The Chaos Factor

110833821

I just returned from seeing one of my medical specialists. I am in my 70s so I don’t wait to get sick before I visit a doctor. I try to keep a couple of steps ahead.

A typical visit is almost like some weird game. In the waiting room (which is one of the most appropriately named things there is in life), some of the anticipation almost gets the best of you. Think good thoughts. Don’t worry about your blood pressure or you will become your own self-fulfilling prophecy and up it surely will go.

I am called to the examining room where I wait for about 10 minutes or so until the doctor walks through the door. He examines the results of my blood test and I wait in silent anticipation. I need all of the numbers to align with good health. I need the numbers to be orderly like the rest of my life. If just one of the indicators is off, it could mean a whole new round of tests, an entire new concern until the next visit.

Young people can laugh at the desire of older Americans for their lives to be neat and orderly, but those whose lives are orderly are the ones who survive. If youths wants to understand their elders, they must understand our need for the core of our lives to make sense. Without order, life makes no sense to us.

We try hard to avoid chaos, which destroys orderliness. Chaos means uncertainty and my tolerance for uncertainty diminishes greatly as time goes by. We want very much to be in control of our own lives and chaos destroys control. What I like to call “The Chaos Factor” is very high in American life today. There is chaos everywhere we look in the political upheaval around the world, in our climate and in our politics. Every time we crave order there seems to be uncertainty and in the vernacular, we don’t do uncertainty well at all.

The president probably wonders why his Affordable Healthcare Act (Obamacare) is not all that popular, especially when most of it is not even in effect yet. The uncertainty surrounding the new health-care law is what frightens many people, even older Americans who are supposed to be affected the least by it. Even though most of us agree that our current medical system is abominable, we almost prefer abominable to uncertainty. Almost.

I find that I have trouble celebrating the leaked National Security Agency information Edward Snowden provided. You would think I would be concerned by the lack of oversight (just another word for control) over the government’s ability to gather information on us, and I am, but I also am concerned that individuals, such as Snowden, well-meaning or not (I’m not sure which in his case), can introduce a kind of chaos into our national lives. No one elected Snowden to make decisions on how best to protect our security. Whether he is right or wrong, it frightens me that he made this decision on his own. Is it my terrible need for tidiness that overwhelms me? The leaker is part of “The Chaos Factor.”

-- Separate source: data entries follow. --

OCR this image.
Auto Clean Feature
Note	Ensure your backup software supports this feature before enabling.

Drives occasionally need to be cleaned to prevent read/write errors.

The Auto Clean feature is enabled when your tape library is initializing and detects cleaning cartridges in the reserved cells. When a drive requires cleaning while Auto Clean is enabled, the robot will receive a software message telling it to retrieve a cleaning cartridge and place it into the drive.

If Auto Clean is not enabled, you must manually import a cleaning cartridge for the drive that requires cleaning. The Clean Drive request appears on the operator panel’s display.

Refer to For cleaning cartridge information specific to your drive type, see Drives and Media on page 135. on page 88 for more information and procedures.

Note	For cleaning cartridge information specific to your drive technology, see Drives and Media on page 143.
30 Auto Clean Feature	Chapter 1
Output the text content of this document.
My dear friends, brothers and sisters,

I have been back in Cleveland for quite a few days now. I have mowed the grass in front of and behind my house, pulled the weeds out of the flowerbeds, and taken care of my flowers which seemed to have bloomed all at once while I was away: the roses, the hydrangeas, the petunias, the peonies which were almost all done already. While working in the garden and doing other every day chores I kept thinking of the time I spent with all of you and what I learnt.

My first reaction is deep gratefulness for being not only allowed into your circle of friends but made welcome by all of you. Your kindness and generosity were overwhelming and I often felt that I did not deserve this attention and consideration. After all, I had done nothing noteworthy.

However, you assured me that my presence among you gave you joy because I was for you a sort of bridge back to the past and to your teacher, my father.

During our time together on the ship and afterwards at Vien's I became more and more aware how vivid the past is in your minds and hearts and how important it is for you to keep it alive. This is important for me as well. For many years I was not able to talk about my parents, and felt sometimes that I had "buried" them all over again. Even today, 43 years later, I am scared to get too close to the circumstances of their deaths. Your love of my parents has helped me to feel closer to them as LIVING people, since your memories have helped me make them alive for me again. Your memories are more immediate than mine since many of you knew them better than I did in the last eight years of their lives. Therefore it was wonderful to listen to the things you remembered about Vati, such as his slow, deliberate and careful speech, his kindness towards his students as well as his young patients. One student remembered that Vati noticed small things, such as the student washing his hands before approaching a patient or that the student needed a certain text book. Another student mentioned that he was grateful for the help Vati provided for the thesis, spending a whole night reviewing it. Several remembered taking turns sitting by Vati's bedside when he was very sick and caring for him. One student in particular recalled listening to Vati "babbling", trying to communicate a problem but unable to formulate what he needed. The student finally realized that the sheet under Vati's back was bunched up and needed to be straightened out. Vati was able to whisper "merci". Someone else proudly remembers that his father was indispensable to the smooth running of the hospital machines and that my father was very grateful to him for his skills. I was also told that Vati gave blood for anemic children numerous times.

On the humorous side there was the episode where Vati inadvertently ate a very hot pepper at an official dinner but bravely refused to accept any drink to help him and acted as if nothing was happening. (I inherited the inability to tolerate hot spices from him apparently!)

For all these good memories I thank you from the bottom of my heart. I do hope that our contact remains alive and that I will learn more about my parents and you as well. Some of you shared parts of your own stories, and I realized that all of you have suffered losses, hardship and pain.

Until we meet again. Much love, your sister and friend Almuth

The president is conflicted on foreign policy. He is rumored to be fed up with the Afghan government and ready to pull our troops out ahead of schedule. Afghanistan is in chaos. It is impossible to tell our friends from our enemies or who really is in charge. Yet, the clamor rises for us to leap into the chaos of the civil war in Syria or to pick sides in last week’s military coup in Egypt.

Egypt is chaos personified. A first attempt at democracy failed because the Muslim Brotherhood, the democratically elected government, is essentially anti-democratic. Theocracy is not democracy. But there is chaos in the streets, and we wonder why the military just couldn’t wait a few years while the Muslim Brotherhood imploded from its own inept nastiness. And just how is it anyway that some of our best and brightest minds still believe that we can influence events in the Middle East to produce peaceful democracy?

Closer to home, I hate the chaos that is Harrisburg. There is no orderly approach to the schools, mass transit or jobs — only chaos and uncertainty. No real fiscal policy emanates from our terribly failed governor, Tom Corbett and his squabbling Republican legislature. Each year, we have to try and overcome the massive indifference from Harrisburg where the governing philosophy toward Philadelphia seems to derive from Marie Antoinette. The only certainty in Pennsylvania is uncertainty when it comes to funding the needs of Philadelphia.

There is a great danger at the heart of the need we, older Americans, have for orderly lives. It is that in our quest for quiet we can become unable to accept evolutionary social change. That in our natural preference for an orderly life we create bogeymen, insulate ourselves from the rest of the community and enmesh ourselves entirely in self-interest. Sometimes I find it even difficult to differentiate between progress and chaos. I wonder if I were this age in 1776 whether I would have just seen the patriots as rabble-rousers and the war for Independence as inconvenient?

And so it turns out that I spend a good deal of time seeking to figure out when the need for change outweighs The Chaos Factor.